Housecall with host David Doman, M.D. is asking this and other questions to Dr. Andrew Stemer, Director of Stroke Neurology at MedStar Georgetown University Hospital. This is an important topic to spread awareness and educate the public about Strokes. They are the #1 cause of adult disability, not only in the United States, but the entire Western Hemisphere and the #5 cause of death. There are about a million strokes a year, 85% are Ischemic Strokes-not enough blood and oxygen gets to a part of the brain and 15% are Hemorrhagic Strokes-a blood vessel has a leak. It is important with Hemorrhagic Strokes that the cause is discovered to prevent future strokes.
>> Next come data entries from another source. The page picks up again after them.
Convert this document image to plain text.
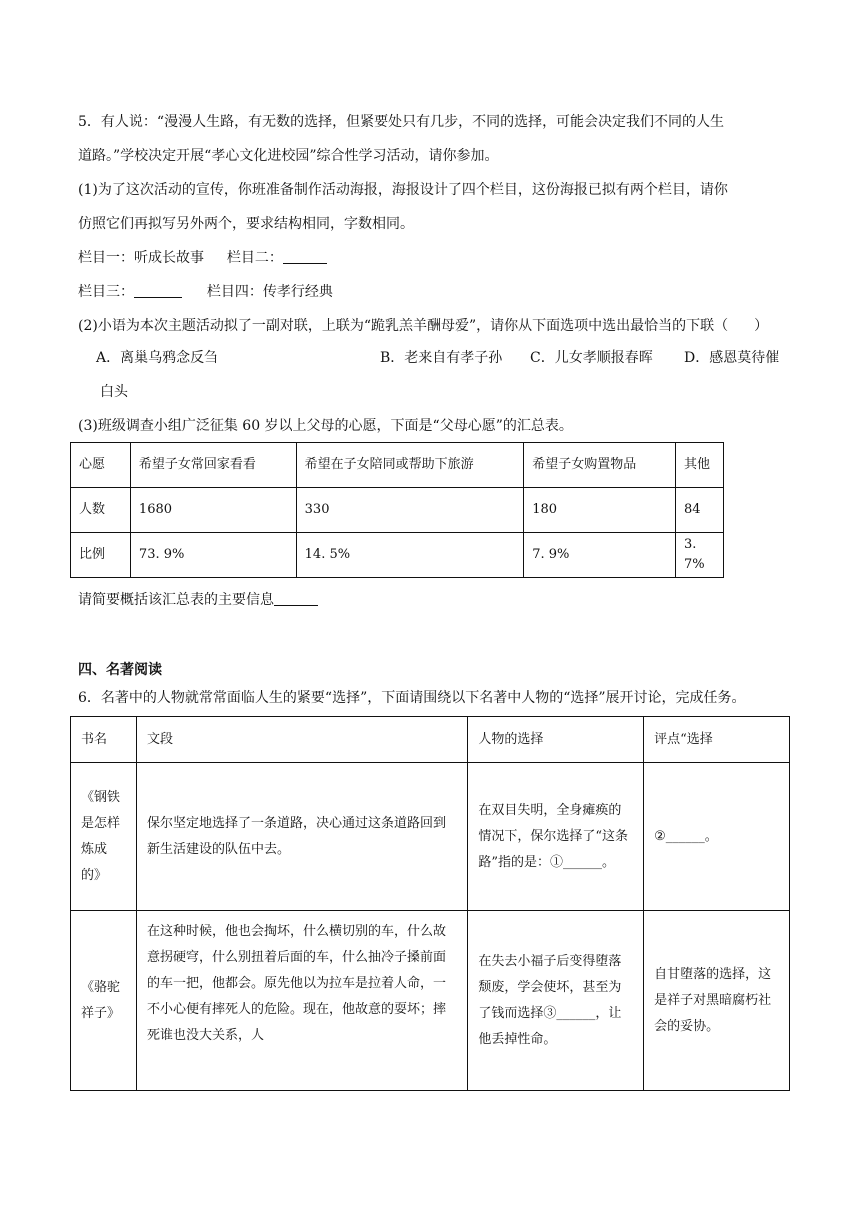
5．有人说：“漫漫人生路，有无数的选择，但紧要处只有几步，不同的选择，可能会决定我们不同的人生
道路。”学校决定开展“孝心文化进校园”综合性学习活动，请你参加。
(1)为了这次活动的宣传，你班准备制作活动海报，海报设计了四个栏目，这份海报已拟有两个栏目，请你
仿照它们再拟写另外两个，要求结构相同，字数相同。
栏目一：听成长故事 栏目二：
栏目三：	栏目四：传孝行经典
(2)小语为本次主题活动拟了一副对联，上联为“跪乳羔羊酬母爱”，请你从下面选项中选出最恰当的下联（ ）
A．离巢乌鸦念反刍	B．老来自有孝子孙 C．儿女孝顺报春晖 D．感恩莫待催
白头
(3)班级调查小组广泛征集 60 岁以上父母的心愿，下面是“父母心愿”的汇总表。
心愿	希望子女常回家看看	希望在子女陪同或帮助下旅游	希望子女购置物品	其他
人数	1680	330	180	84
比例	73. 9%	14. 5%	7. 9%	3. 7%
请简要概括该汇总表的主要信息
四、名著阅读
6．名著中的人物就常常面临人生的紧要“选择”，下面请围绕以下名著中人物的“选择”展开讨论，完成任务。
书名	文段	人物的选择	评点“选择
《钢铁是怎样炼成的》	保尔坚定地选择了一条道路，决心通过这条道路回到新生活建设的队伍中去。	在双目失明，全身瘫痪的情况下，保尔选择了“这条路”指的是：①______。	②______。
《骆驼祥子》	在这种时候，他也会掏坏，什么横切别的车，什么故意拐硬穹，什么别扭着后面的车，什么抽冷子搡前面的车一把，他都会。原先他以为拉车是拉着人命，一不小心便有摔死人的危险。现在，他故意的耍坏；摔死谁也没大关系，人	在失去小福子后变得堕落颓废，学会使坏，甚至为了钱而选择③______，让他丢掉性命。	自甘堕落的选择，这是祥子对黑暗腐朽社会的妥协。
Similar Risk Factors for Ischemic and Hemorrhagic Strokes-High Blood Pressure, High Cholesterol, and Diabetes
Atherosclerosis-Narrowing of blood vessel in the neck or brain
Blood Clot from else where in the body can get pumped out anywhere including the brain.
Heart-Valves can get infected or something is wrong with the valve. Congestive Heart Failure-clots can form in the heart and heart doesn’t pump well enough
One of the most common things is Afib or atrial fibrillation which is an a type of arrhythmia, or irregular heartbeat. Part of the heart fibrillate or quivers and doesn’t fully pump.
There are a newer generation of medications that dramatically reduces clot when taken properly.
In general because the brain controls everything, it depends on where the stroke is and can have almost any type of symptoms. Primarily the symptoms would be effecting one side of the body or face.
Strokes can be a spectrum with mild to severe symptoms. In healing a stroke, the acute treatment needs to occur in the first couple of hours. TPA-tissue plasminogen activator, Clot busting medicine needs to be administered within 4 1/2 hours from the beginning of symptoms. Best to not chance it and go to the hospital to be evaluated, your life may depend on it.
Strokes is one of the few if not the only neurologic disease that can be completely reversed when it’s recognized and treated early. The tools doctors have are better then ever, but time still is a big factor! Make sure to communicate at the hospital that you are suspicious of a stroke. You will get immediate attention and the initial work up will be done and a CAT scan.
1 in 5 people wake up with a stroke. They don’t know how long they have had symptoms, so they are not eligible for the TPA medicine.
Another main line of treatment for larger strokes are Mechanical Thrombectomy is a minimum invasive brain surgery where they go inside the blood vessel usually from the wrist or hip area. They go in with a small tube, watch on an X-ray, take photos, then go in the brain, and pull the clot out. This is available for some patients depending on where the location and severity of the stroke.
After a stroke many people recover even if they didn’t get the acute treatment that give them the best chance to recover. It takes time and it might not be 100% effective. With treatment earlier is generally better, but to early can be an issue too. The time to start treatment still isn’t exactly clear in ever patient, but research is being conducted. After a stroke there is swelling that peaks at 3-5 days, but can last weeks after.
Over the first 3 months there is dramatic improvements. At 6, 12, 24 months there are still improvements, but it isn’t as severe. There really is not cap on time for therapy with a Stroke. You take the time your body needs to heal.
Fortunately in Washington, D.C. there is MedStar National Rehabilitation Hospital is one of the premier Neuro Rehab Centers in the country with advanced facilities and research.